Wednesday 2 May 2012

Repainting the dining room and good and bad movies

Well I finished off the living room and straight way I had the erge to paint the dining room, the two rooms are joined by some nice windowed French doors so we normally keep them the same colour. This was a nice bonus since I still had half a tub of the warm beige colour and a full tub of the soft sand colour left.

I whizzed around this room, it only took me about 5 hours to finish the whole thing, minus the small patches I missed. The one annoying thing about the darker colour I chose, when it's wet it near identical to the existing colour on the wall so it makes it rather hard to see in lower light where I've missed until it dries.





Now for some film talk

First up the Hunger Games it's based on the book by of the same name by Suzanne Collins. I've only read the first book (although know my fair share of spoilers from the other two books). Before I begin I'll say where I stand on the book, I only read the book after I saw trailers for the film. I really enjoyed the book and got through it within a couple of nights, it was by no means perfect but I'm glad the book seemed to make a point of Katniss not lusting after the two male roles rather that she had strong opinions against it.

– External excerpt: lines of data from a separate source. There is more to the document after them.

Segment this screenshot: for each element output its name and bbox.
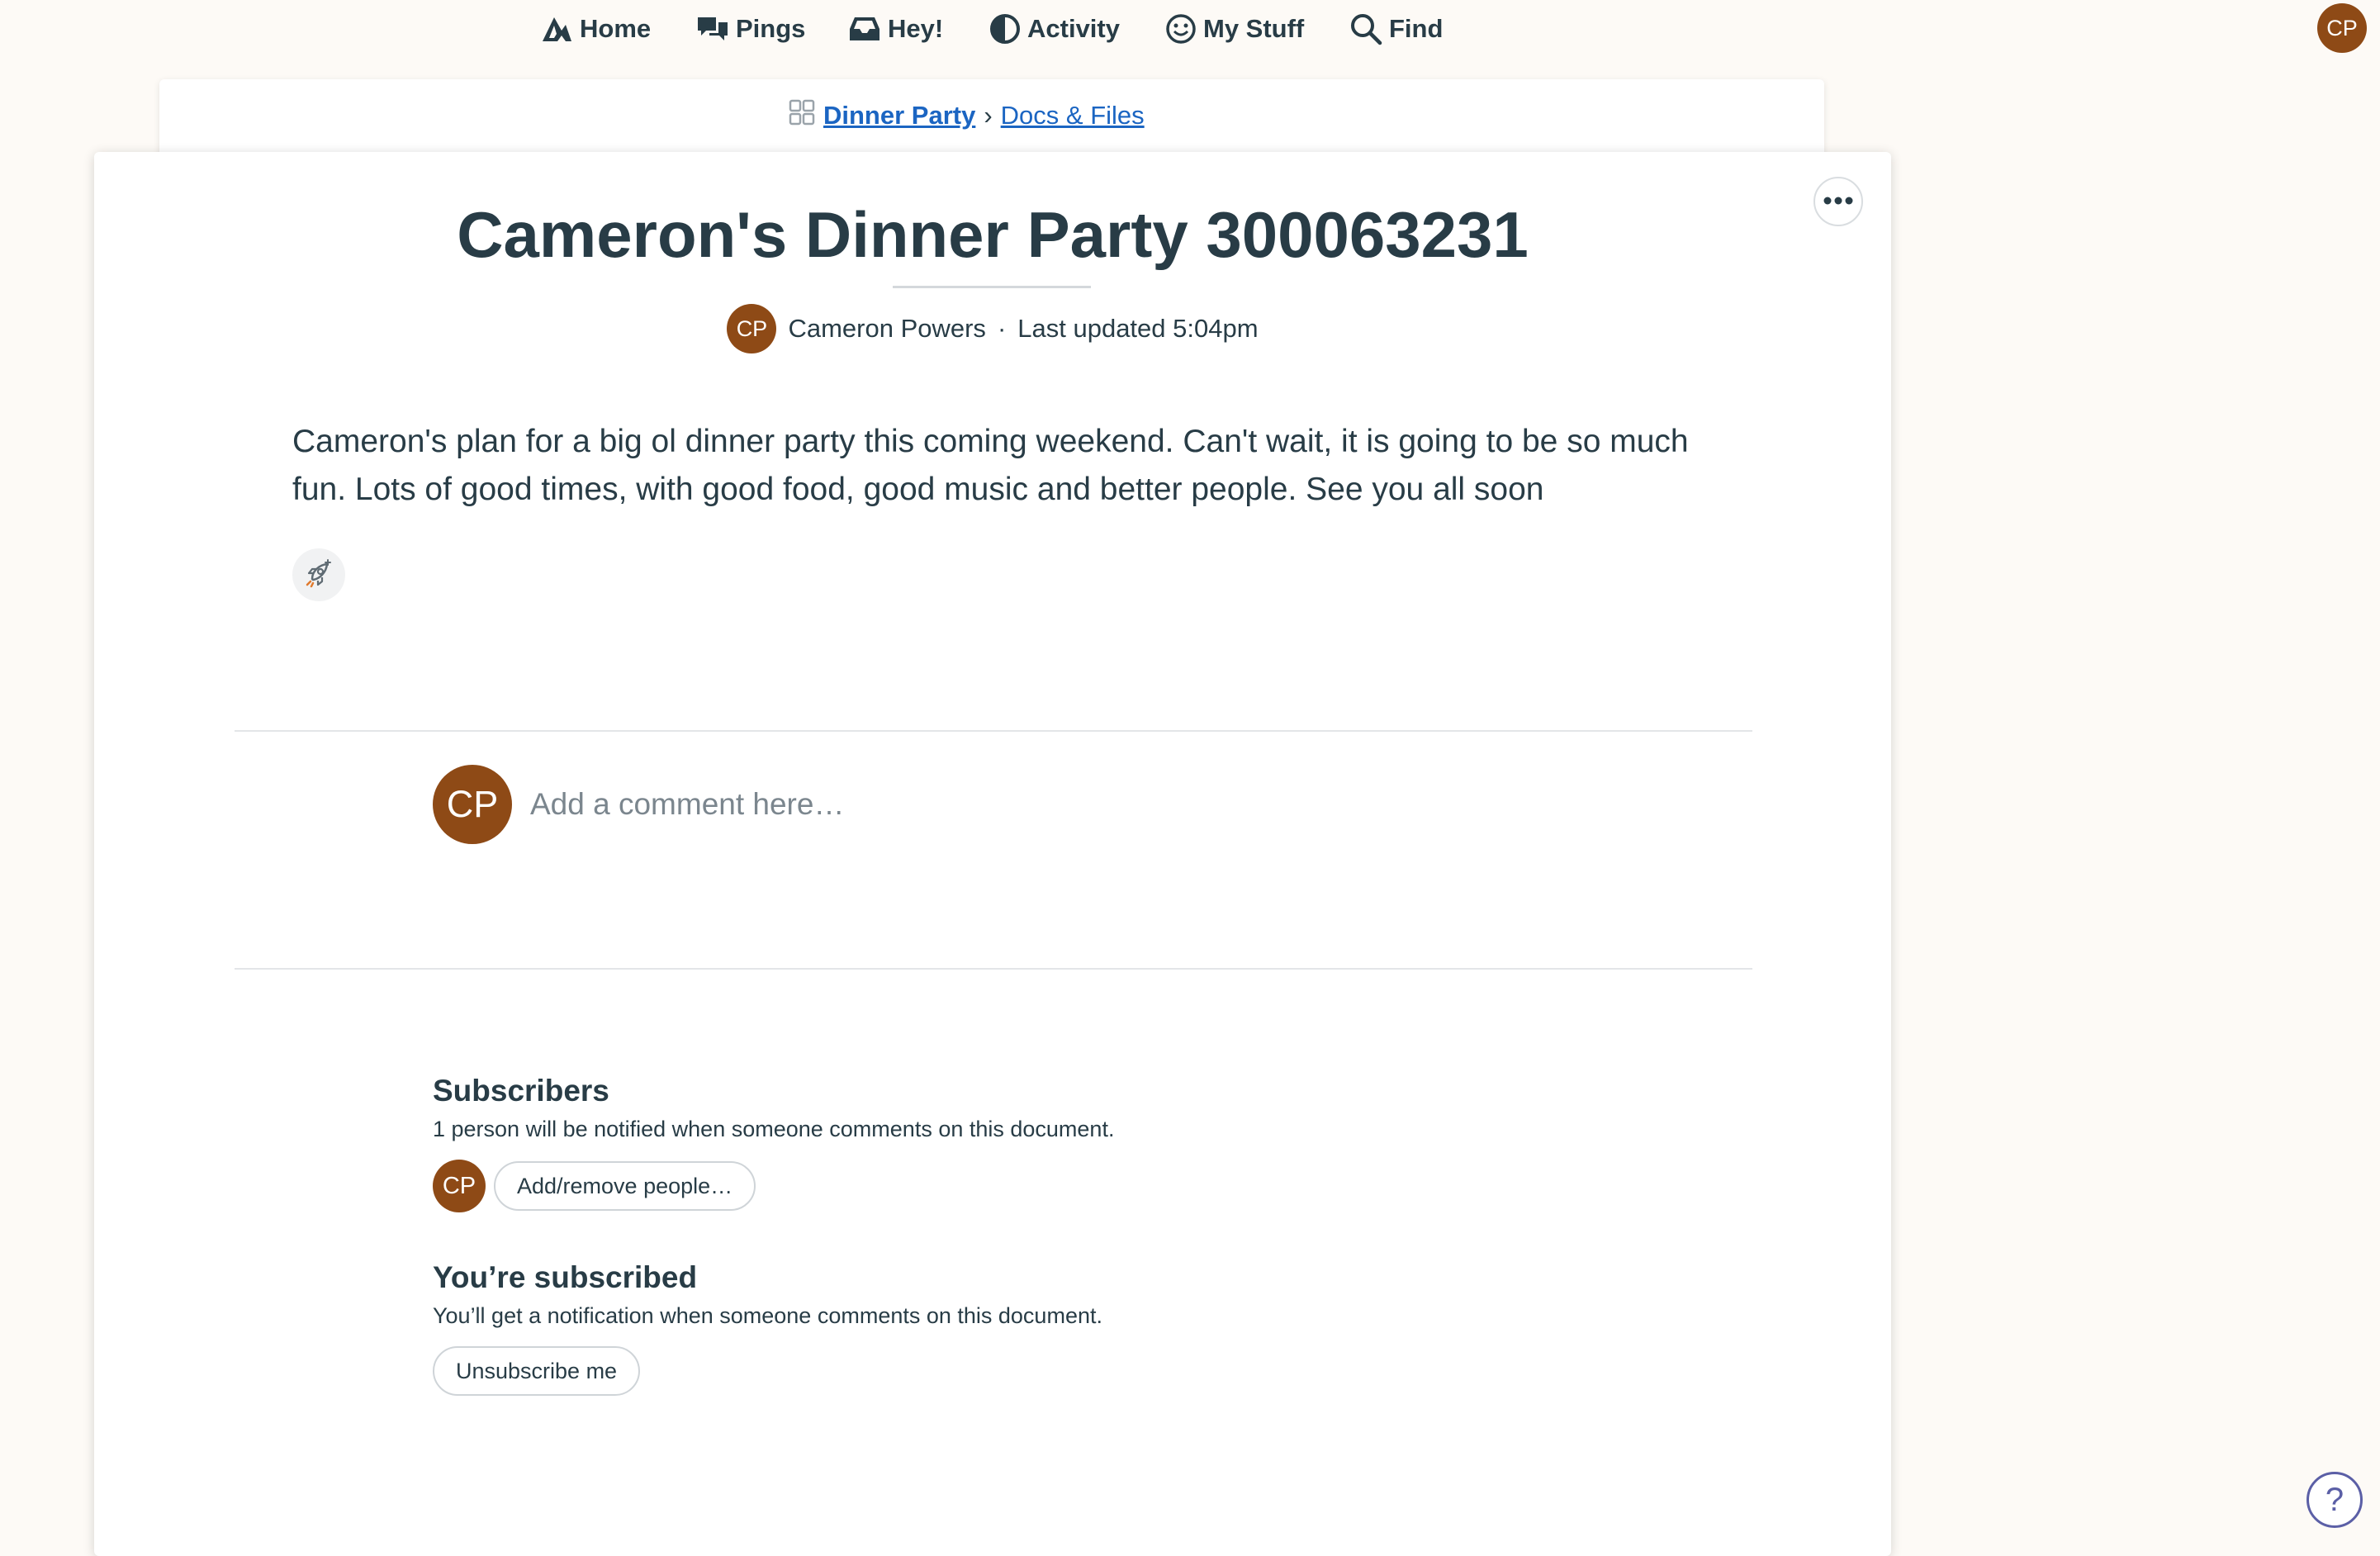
top-navigation: Home Pings Hey! Activity My Stuff Find C…	[0, 0, 2380, 59]
document-title: Cameron's Dinner Party 300063231	[457, 198, 1529, 271]
title-divider	[893, 286, 1091, 288]
nav-hey[interactable]: Hey!	[848, 7, 943, 51]
project-grid-icon	[789, 99, 815, 132]
nav-pings[interactable]: Pings	[696, 7, 805, 51]
comment-avatar: CP	[433, 765, 512, 844]
subscription-heading: You’re subscribed	[433, 1260, 698, 1294]
breadcrumb: Dinner Party › Docs & Files	[789, 97, 1145, 134]
nav-hey-label: Hey!	[888, 14, 944, 43]
subscription-note: You’ll get a notification when someone c…	[433, 1303, 1102, 1328]
smiley-icon	[1165, 13, 1197, 45]
pings-icon	[696, 14, 729, 44]
nav-pings-label: Pings	[736, 14, 806, 43]
nav-activity[interactable]: Activity	[989, 7, 1120, 51]
document-card: Cameron's Dinner Party 300063231 CP Came…	[94, 152, 1891, 1556]
document-body: Cameron's plan for a big ol dinner party…	[292, 424, 1689, 507]
author-name: Cameron Powers	[788, 314, 986, 343]
last-updated: Last updated 5:04pm	[1017, 314, 1259, 343]
breadcrumb-docs-link[interactable]: Docs & Files	[1001, 101, 1145, 130]
subscriber-avatar[interactable]: CP	[433, 1160, 486, 1212]
help-label: ?	[2325, 1481, 2344, 1518]
unsubscribe-button[interactable]: Unsubscribe me	[433, 1346, 641, 1396]
home-icon	[540, 14, 573, 44]
activity-icon	[989, 13, 1021, 45]
breadcrumb-project-link[interactable]: Dinner Party	[823, 101, 975, 130]
comments-divider-top	[235, 730, 1752, 732]
subscribers-note: 1 person will be notified when someone c…	[433, 1117, 1115, 1141]
nav-find[interactable]: Find	[1349, 7, 1443, 51]
nav-my-stuff[interactable]: My Stuff	[1165, 7, 1304, 51]
breadcrumb-separator: ›	[984, 101, 993, 130]
boost-button[interactable]	[292, 548, 345, 601]
nav-home-label: Home	[580, 14, 652, 43]
help-button[interactable]: ?	[2307, 1472, 2363, 1528]
rocket-icon	[302, 557, 335, 594]
comments-divider-bottom	[235, 968, 1752, 970]
hey-inbox-icon	[848, 14, 881, 44]
nav-my-stuff-label: My Stuff	[1203, 14, 1305, 43]
byline-separator: ·	[997, 314, 1007, 343]
nav-home[interactable]: Home	[540, 7, 651, 51]
author-avatar[interactable]: CP	[727, 304, 777, 353]
subscribers-heading: Subscribers	[433, 1074, 609, 1108]
comment-input[interactable]	[530, 781, 1686, 828]
user-avatar[interactable]: CP	[2317, 3, 2367, 53]
document-byline: CP Cameron Powers · Last updated 5:04pm	[94, 304, 1891, 353]
add-remove-people-button[interactable]: Add/remove people…	[494, 1161, 756, 1211]
nav-find-label: Find	[1389, 14, 1444, 43]
search-icon	[1349, 12, 1382, 45]
nav-activity-label: Activity	[1027, 14, 1120, 43]
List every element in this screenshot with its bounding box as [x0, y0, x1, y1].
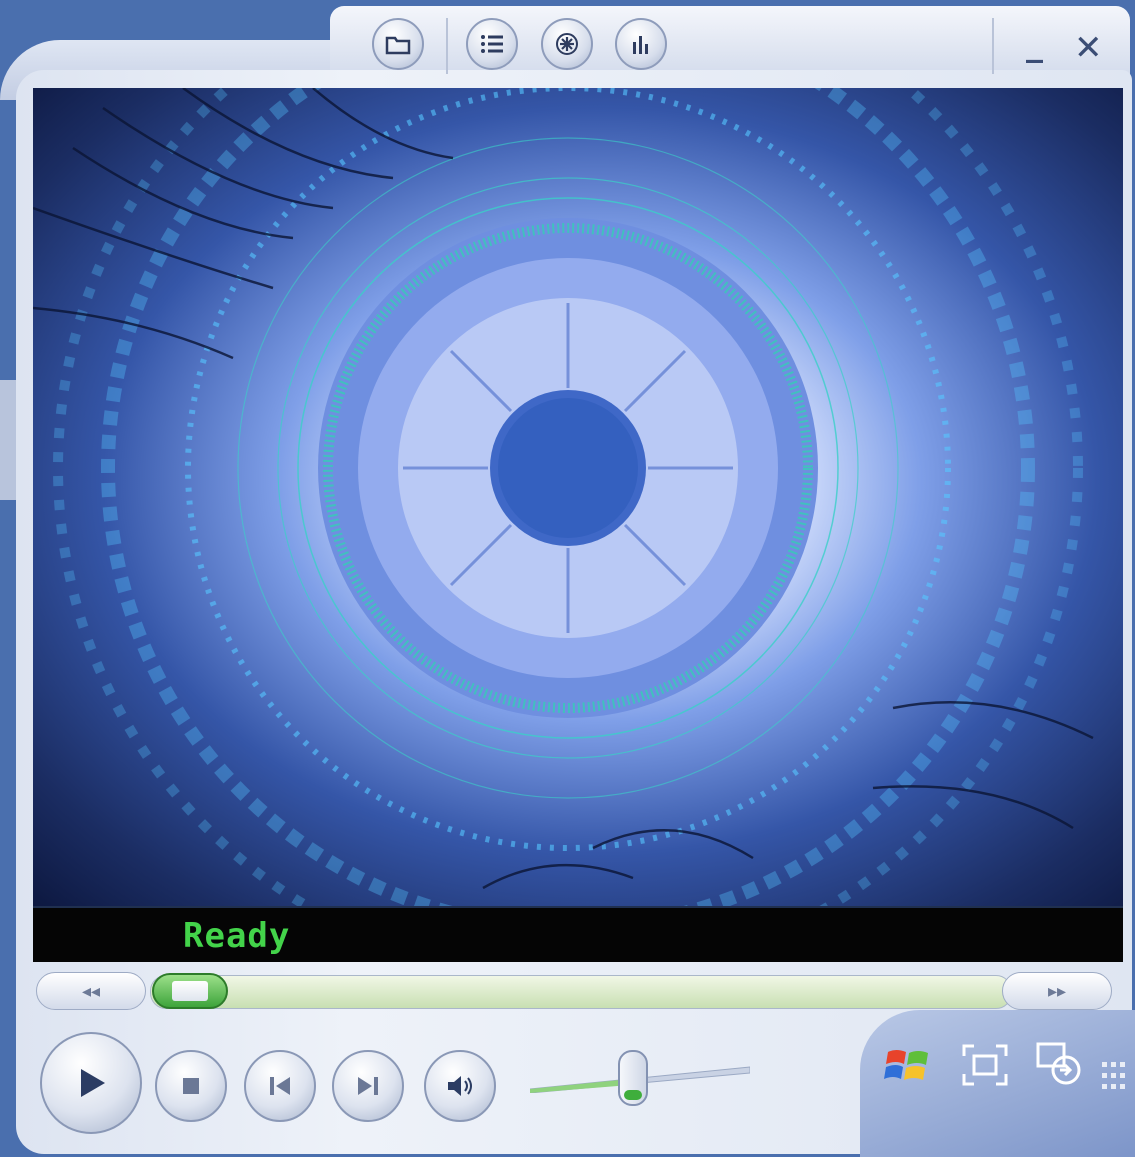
- mute-icon: [448, 1076, 472, 1096]
- resize-handle[interactable]: [0, 380, 16, 500]
- playlist-icon: [481, 35, 503, 53]
- previous-button[interactable]: [244, 1050, 316, 1122]
- rewind-icon: ◂◂: [81, 980, 101, 1002]
- minimize-button[interactable]: _: [1026, 24, 1043, 64]
- equalizer-button[interactable]: [615, 18, 667, 70]
- seek-thumb[interactable]: [152, 973, 228, 1009]
- rewind-button[interactable]: ◂◂: [36, 972, 146, 1010]
- next-button[interactable]: [332, 1050, 404, 1122]
- seek-bar[interactable]: [150, 975, 1012, 1009]
- video-display[interactable]: [33, 88, 1123, 906]
- visualization-button[interactable]: [541, 18, 593, 70]
- resize-grip-icon[interactable]: [1100, 1060, 1128, 1094]
- play-icon: [81, 1069, 105, 1097]
- windows-logo-icon[interactable]: [884, 1044, 934, 1088]
- equalizer-icon: [633, 36, 648, 54]
- stop-icon: [183, 1078, 199, 1094]
- title-separator: [446, 18, 448, 74]
- playlist-button[interactable]: [466, 18, 518, 70]
- fast-forward-button[interactable]: ▸▸: [1002, 972, 1112, 1010]
- next-icon: [358, 1077, 378, 1095]
- previous-icon: [270, 1077, 290, 1095]
- status-bar: Ready: [33, 906, 1123, 962]
- visualization-icon: [556, 33, 578, 55]
- folder-icon: [385, 36, 411, 55]
- title-separator: [992, 18, 994, 74]
- fast-forward-icon: ▸▸: [1047, 980, 1067, 1002]
- play-button[interactable]: [40, 1032, 142, 1134]
- player-window: _ ✕ Ready ◂◂ ▸▸: [0, 0, 1135, 1157]
- volume-thumb[interactable]: [618, 1050, 648, 1106]
- eye-visualization-image: [33, 88, 1094, 906]
- skin-mode-icon[interactable]: [1034, 1040, 1086, 1088]
- stop-button[interactable]: [155, 1050, 227, 1122]
- mute-button[interactable]: [424, 1050, 496, 1122]
- fullscreen-icon[interactable]: [960, 1042, 1010, 1088]
- open-folder-button[interactable]: [372, 18, 424, 70]
- close-button[interactable]: ✕: [1074, 28, 1103, 68]
- status-text: Ready: [183, 916, 291, 956]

The film however I thought was poor, I can wrap up my views on the film by saying. You have to watch the film as a book companion not as a film adaptation.
(Spolier ahead. Highlight the colours blocks if you want to read them
I'm happy to accept the deaths have to softened due to age rating they where aiming for, and Haymitch's heavy drinking was toned down out for the same reason (although I kinda was hoping they would have left him falling off stage in but that proberly would have added too much humor to the serious part in the story.


Yep, things have to be changed to for the film or cut out completely. How close to dying Peeta is, where the pin came from ect.  


But to me there was two things the film just glossed over, and they aren't small issues, and I think not really delving into them hurts the film. 1) How awful life is in District 12, if Katniss and Gale don't go out hunting illegally, there is a very real chance of them and their families starving. That's the reason Gale's name has been put in 42 times, they are so desperate for food they will take the meagre rations the extra entries award even though the worst case scenario for that is so grim. 2) How brutal the Capitol is. Yeah the games itself are cruel, but you know only for those 24 unlucky ones. Not if caught with a weapon, found outside in the woods, hunting illegally, trading illegally, running away from the capitol the best you can hope for is a fast execution at worst, having your tongue cut out and becoming a slave for the rest of your days.

In the end I kept going back to the thought, I only know this because I read the book. And I'm sorry but that is not how it should be, I didn't need to read LoTR or Harry Potter to understand what was happening in the film, the film explains it.

The one thing I will happily admit I liked was the scenes involving the game master since in the book (written in first person) we never see what's going on with him and it did give me a real scene of how in control of the game arena the capitol really is (it seriously had a whole Truman show vibe going on with that)

Now for the good one.


It's been many years in the making, all the way back in 2005 when the idea for a host of superhero origin stories (Iron man, Hulk, Thor, Captain America) culminating in a movie that bought them all together was announced. Since then each of these films had hints, teasers as to what would follow.

I was hoping the film would be good, equalling the films that came before it.... It blew them away, it pushes the bar of the super hero genre up a good few notches. There is tons of action, personality clashes from the team, some ace one liners in there which has the whole audience laughing, interestingly enough even though it was the action that drew me and I thought would be the focus, its the parts which reflect they characters humanity which I enjoyed the most.

On a side note, even though the Hulk (not Bruce Banner) is semi reduced to comic relief, I think they got him so right this time around. Despite me sleeping though the last two hulk films, if they ever make another Hulk film with Mark Ruffalo in it and done in a similar way as they have done with this film I'll be getting a ticket.